During the summer weekends you can find some action at night at Vila Baleira's port O Penedo do Sono, where the bars welcome in a younger crowd of locals and tourists. The music ranges from Latin tunes to upbeat techno and dance. The party goes on until very late during peak seasons and often there'll be boats arriving from Funchal in Madeira with night time revellers raring to go.
Amongst all of the resorts on this small island, you'll find a restaurant with the cuisine and location to suit you. Many are based along the waterfront of the 10km beach while others are found within the traditional-looking main square of Vila Baleira.
Seafood makes a regular appearance on the Portuguese menus here. The restaurants Torres and Pe ne Agua are said to have delicious servings of Octopus, for the non-squeamish eaters. Elsewhere the offering is typically Mediterranean while most locations ensure there are generic options for those in search of simple meals like steak or pizza.
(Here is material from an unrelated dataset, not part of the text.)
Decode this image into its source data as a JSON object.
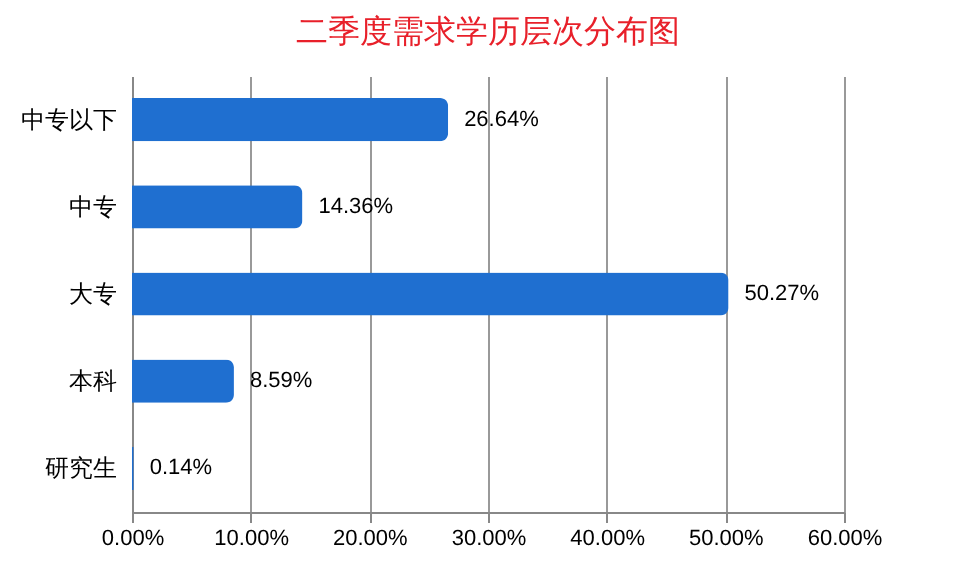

If you're looking for a holiday souvenir from Porto Santo then your best opportunity will be found along the cobbled street of Rua Joao Gonclaves Zarco in Vila Baleira where chic boutiques sell charming products. Local handmade crafts are found within the Centro de Artesanato near the pier. Cute dolls, handwoven baskets and clay ornaments are found in this quirky shop.
For high street fashion the Zarco Shopping Mall is the place to find internationally recognisable brands.
The Porto Santo Airport is central to the whole island and transfers are guaranteed to be blissfully short. The 2km distance between the airport and Vila Baleira should take just five minutes to cover.
Walking between your accommodation and the beach should be simple since the beach covers the majority of the coastline. If you stay somewhere more inland then the road networks are simple to traverse via a hire car.
If you're just planning on making the odd drive then taxis and busses are easy to use too.
Best time of year to visit
Porto Santo experiences a terrifically long summer with over 300 days of sunshine and temperatures that reach a high of 20C for around six months each year. July and August experience temperatures that regularly hit 30C and above.
The island's most notable celebration is a three day festival held for their adopted son, Christopher Columbus. This party is thrown at the beginning of September every year with music, shows, exhibitions and a parade all held in the explorer's honour.